Войдя в пространство между двумя кустами, Бураков вдруг остановился, словно решил, что эти жиденькие кустики способны защитить его. Сержант все еще был удивлен, что вслед ему не прозвучало ни единого выстрела, а главное, он вслушивался в слова Чолданова с таким вниманием, словно произнесены они были великим прорицателем.
— Не пойду я уже к красным, — вдруг произнес он. — Не резон мне туда.

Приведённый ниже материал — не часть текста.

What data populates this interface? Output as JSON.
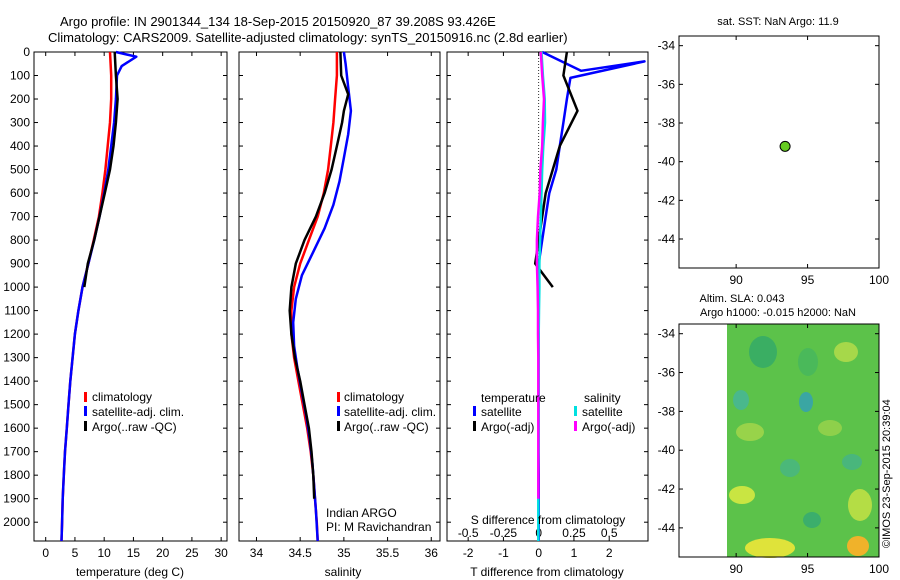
{
  "title": {
    "line1": "Argo profile: IN 2901344_134 18-Sep-2015 20150920_87 39.208S 93.426E",
    "line2": "Climatology: CARS2009. Satellite-adjusted climatology: synTS_20150916.nc (2.8d earlier)"
  },
  "footer_vertical": "©IMOS 23-Sep-2015 20:39:04",
  "colors": {
    "climatology": "#ff0000",
    "satellite": "#0000ff",
    "argo": "#000000",
    "satellite_s": "#00e0e0",
    "argo_s": "#ff00ff",
    "marker": "#66cc22"
  },
  "legend_profile": {
    "items": [
      "climatology",
      "satellite-adj. clim.",
      "Argo(..raw -QC)"
    ]
  },
  "salinity_note": {
    "line1": "Indian ARGO",
    "line2": "PI: M Ravichandran"
  },
  "diff_legend": {
    "temp_header": "temperature",
    "sal_header": "salinity",
    "temp_items": [
      "satellite",
      "Argo(-adj)"
    ],
    "sal_items": [
      "satellite",
      "Argo(-adj)"
    ]
  },
  "map_top": {
    "title": "sat. SST: NaN Argo: 11.9"
  },
  "map_bottom": {
    "title1": "Altim. SLA: 0.043",
    "title2": "Argo h1000: -0.015 h2000: NaN"
  },
  "chart_data": [
    {
      "type": "line",
      "xlabel": "temperature (deg C)",
      "ylabel": "",
      "xlim": [
        -2,
        31
      ],
      "ylim": [
        2080,
        0
      ],
      "xticks": [
        0,
        5,
        10,
        15,
        20,
        25,
        30
      ],
      "yticks": [
        0,
        100,
        200,
        300,
        400,
        500,
        600,
        700,
        800,
        900,
        1000,
        1100,
        1200,
        1300,
        1400,
        1500,
        1600,
        1700,
        1800,
        1900,
        2000
      ],
      "series": [
        {
          "name": "climatology",
          "color": "#ff0000",
          "points": [
            [
              11.0,
              0
            ],
            [
              11.1,
              50
            ],
            [
              11.2,
              100
            ],
            [
              11.2,
              200
            ],
            [
              11.0,
              300
            ],
            [
              10.6,
              400
            ],
            [
              10.2,
              500
            ],
            [
              9.7,
              600
            ],
            [
              9.1,
              700
            ],
            [
              8.2,
              800
            ],
            [
              7.3,
              900
            ],
            [
              6.3,
              1000
            ],
            [
              5.6,
              1100
            ],
            [
              5.0,
              1200
            ],
            [
              4.6,
              1300
            ],
            [
              4.2,
              1400
            ],
            [
              3.9,
              1500
            ],
            [
              3.6,
              1600
            ],
            [
              3.3,
              1700
            ],
            [
              3.1,
              1800
            ],
            [
              2.9,
              1900
            ],
            [
              2.8,
              2000
            ],
            [
              2.7,
              2080
            ]
          ]
        },
        {
          "name": "satellite-adj. clim.",
          "color": "#0000ff",
          "points": [
            [
              12.0,
              0
            ],
            [
              15.5,
              20
            ],
            [
              13.0,
              60
            ],
            [
              12.2,
              100
            ],
            [
              12.0,
              200
            ],
            [
              11.7,
              300
            ],
            [
              11.2,
              400
            ],
            [
              10.7,
              500
            ],
            [
              10.0,
              600
            ],
            [
              9.2,
              700
            ],
            [
              8.3,
              800
            ],
            [
              7.3,
              900
            ],
            [
              6.3,
              1000
            ],
            [
              5.6,
              1100
            ],
            [
              5.0,
              1200
            ],
            [
              4.6,
              1300
            ],
            [
              4.2,
              1400
            ],
            [
              3.9,
              1500
            ],
            [
              3.6,
              1600
            ],
            [
              3.3,
              1700
            ],
            [
              3.1,
              1800
            ],
            [
              2.9,
              1900
            ],
            [
              2.8,
              2000
            ],
            [
              2.7,
              2080
            ]
          ]
        },
        {
          "name": "Argo(..raw -QC)",
          "color": "#000000",
          "points": [
            [
              11.8,
              0
            ],
            [
              11.9,
              50
            ],
            [
              12.0,
              100
            ],
            [
              12.3,
              200
            ],
            [
              12.0,
              300
            ],
            [
              11.6,
              400
            ],
            [
              11.0,
              500
            ],
            [
              10.1,
              600
            ],
            [
              9.2,
              700
            ],
            [
              8.3,
              800
            ],
            [
              7.2,
              900
            ],
            [
              6.6,
              1000
            ]
          ]
        }
      ]
    },
    {
      "type": "line",
      "xlabel": "salinity",
      "ylabel": "",
      "xlim": [
        33.8,
        36.1
      ],
      "ylim": [
        2080,
        0
      ],
      "xticks": [
        34,
        34.5,
        35,
        35.5,
        36
      ],
      "series": [
        {
          "name": "climatology",
          "color": "#ff0000",
          "points": [
            [
              34.92,
              0
            ],
            [
              34.92,
              100
            ],
            [
              34.9,
              200
            ],
            [
              34.88,
              300
            ],
            [
              34.85,
              400
            ],
            [
              34.82,
              500
            ],
            [
              34.77,
              600
            ],
            [
              34.7,
              700
            ],
            [
              34.6,
              800
            ],
            [
              34.5,
              900
            ],
            [
              34.43,
              1000
            ],
            [
              34.4,
              1100
            ],
            [
              34.4,
              1200
            ],
            [
              34.43,
              1300
            ],
            [
              34.48,
              1400
            ],
            [
              34.53,
              1500
            ],
            [
              34.58,
              1600
            ],
            [
              34.62,
              1700
            ],
            [
              34.65,
              1800
            ],
            [
              34.67,
              1900
            ],
            [
              34.69,
              2000
            ],
            [
              34.7,
              2080
            ]
          ]
        },
        {
          "name": "satellite-adj. clim.",
          "color": "#0000ff",
          "points": [
            [
              35.0,
              0
            ],
            [
              35.02,
              50
            ],
            [
              35.05,
              150
            ],
            [
              35.08,
              250
            ],
            [
              35.05,
              350
            ],
            [
              35.0,
              450
            ],
            [
              34.95,
              550
            ],
            [
              34.88,
              650
            ],
            [
              34.78,
              750
            ],
            [
              34.65,
              850
            ],
            [
              34.52,
              950
            ],
            [
              34.45,
              1050
            ],
            [
              34.42,
              1150
            ],
            [
              34.43,
              1250
            ],
            [
              34.47,
              1350
            ],
            [
              34.52,
              1450
            ],
            [
              34.57,
              1550
            ],
            [
              34.61,
              1650
            ],
            [
              34.64,
              1750
            ],
            [
              34.66,
              1850
            ],
            [
              34.68,
              1950
            ],
            [
              34.7,
              2080
            ]
          ]
        },
        {
          "name": "Argo(..raw -QC)",
          "color": "#000000",
          "points": [
            [
              34.96,
              0
            ],
            [
              34.97,
              100
            ],
            [
              35.05,
              180
            ],
            [
              35.0,
              250
            ],
            [
              34.98,
              300
            ],
            [
              34.92,
              400
            ],
            [
              34.86,
              500
            ],
            [
              34.78,
              600
            ],
            [
              34.68,
              700
            ],
            [
              34.55,
              800
            ],
            [
              34.45,
              900
            ],
            [
              34.4,
              1000
            ],
            [
              34.38,
              1100
            ],
            [
              34.4,
              1200
            ],
            [
              34.44,
              1300
            ],
            [
              34.5,
              1400
            ],
            [
              34.55,
              1500
            ],
            [
              34.6,
              1600
            ],
            [
              34.63,
              1700
            ],
            [
              34.65,
              1800
            ],
            [
              34.66,
              1900
            ]
          ]
        }
      ]
    },
    {
      "type": "line",
      "xlabel": "T difference from climatology",
      "xlabel2": "S difference from climatology",
      "xlim": [
        -2.6,
        3.1
      ],
      "xticks": [
        -2,
        -1,
        0,
        1,
        2
      ],
      "xticks2": [
        -0.5,
        -0.25,
        0,
        0.25,
        0.5
      ],
      "ylim": [
        2080,
        0
      ],
      "series": [
        {
          "name": "temperature satellite",
          "color": "#0000ff",
          "points": [
            [
              0.1,
              0
            ],
            [
              1.2,
              80
            ],
            [
              3.0,
              40
            ],
            [
              0.9,
              110
            ],
            [
              0.8,
              200
            ],
            [
              0.7,
              300
            ],
            [
              0.6,
              400
            ],
            [
              0.5,
              500
            ],
            [
              0.3,
              600
            ],
            [
              0.2,
              700
            ],
            [
              0.1,
              800
            ],
            [
              0.0,
              900
            ],
            [
              0.0,
              1000
            ],
            [
              0.0,
              1100
            ],
            [
              0.0,
              1200
            ],
            [
              0.0,
              1300
            ],
            [
              0.0,
              1400
            ],
            [
              0.0,
              1500
            ],
            [
              0.0,
              1600
            ],
            [
              0.0,
              1700
            ],
            [
              0.0,
              1800
            ],
            [
              0.0,
              1900
            ],
            [
              0.0,
              2000
            ],
            [
              0.0,
              2080
            ]
          ]
        },
        {
          "name": "temperature Argo(-adj)",
          "color": "#000000",
          "points": [
            [
              0.8,
              0
            ],
            [
              0.7,
              100
            ],
            [
              1.1,
              250
            ],
            [
              0.6,
              400
            ],
            [
              0.4,
              500
            ],
            [
              0.2,
              600
            ],
            [
              0.1,
              700
            ],
            [
              0.0,
              800
            ],
            [
              -0.1,
              900
            ],
            [
              0.4,
              1000
            ]
          ]
        },
        {
          "name": "salinity satellite",
          "color": "#00e0e0",
          "points": [
            [
              0.08,
              0
            ],
            [
              0.12,
              100
            ],
            [
              0.17,
              200
            ],
            [
              0.18,
              300
            ],
            [
              0.13,
              400
            ],
            [
              0.1,
              500
            ],
            [
              0.08,
              600
            ],
            [
              0.06,
              700
            ],
            [
              0.04,
              800
            ],
            [
              0.02,
              900
            ],
            [
              0.02,
              1000
            ],
            [
              0.01,
              1100
            ],
            [
              0.0,
              1200
            ],
            [
              0.0,
              1300
            ],
            [
              0.0,
              1400
            ],
            [
              0.0,
              1500
            ],
            [
              0.0,
              1600
            ],
            [
              0.0,
              1700
            ],
            [
              -0.01,
              1800
            ],
            [
              -0.01,
              1900
            ],
            [
              -0.01,
              2000
            ],
            [
              -0.01,
              2080
            ]
          ]
        },
        {
          "name": "salinity Argo(-adj)",
          "color": "#ff00ff",
          "points": [
            [
              0.06,
              0
            ],
            [
              0.1,
              100
            ],
            [
              0.15,
              200
            ],
            [
              0.12,
              300
            ],
            [
              0.1,
              400
            ],
            [
              0.05,
              500
            ],
            [
              0.03,
              600
            ],
            [
              -0.02,
              700
            ],
            [
              -0.05,
              800
            ],
            [
              -0.05,
              900
            ],
            [
              -0.03,
              1000
            ],
            [
              -0.02,
              1100
            ],
            [
              -0.02,
              1200
            ],
            [
              -0.01,
              1300
            ],
            [
              -0.01,
              1400
            ],
            [
              -0.01,
              1500
            ],
            [
              -0.01,
              1600
            ],
            [
              -0.01,
              1700
            ],
            [
              -0.01,
              1800
            ],
            [
              -0.01,
              1900
            ]
          ]
        }
      ]
    },
    {
      "type": "scatter",
      "xlim": [
        86,
        100
      ],
      "ylim": [
        -45.5,
        -33.5
      ],
      "xticks": [
        90,
        95,
        100
      ],
      "yticks": [
        -34,
        -36,
        -38,
        -40,
        -42,
        -44
      ],
      "points": [
        [
          93.426,
          -39.208
        ]
      ]
    },
    {
      "type": "heatmap",
      "xlim": [
        86,
        100
      ],
      "ylim": [
        -45.5,
        -33.5
      ],
      "xticks": [
        90,
        95,
        100
      ],
      "yticks": [
        -34,
        -36,
        -38,
        -40,
        -42,
        -44
      ],
      "data_xlim": [
        90,
        100
      ]
    }
  ]
}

Как теперь сложится моя судьба, еще не знаю, но в часть не вернусь, это точно. Сразу же под трибунал отдадут. Лучше уж умереть в бою с коммунистами, как подобает истинному казаку.
Курбатов и подполковник Реутов переглянулись.
— Погоди, сержант, — произнес подполковник. — Есть к тебе разговор. Ротмистр Курбатов, атаман дал вам право присваивать офицерские чины, разве не так?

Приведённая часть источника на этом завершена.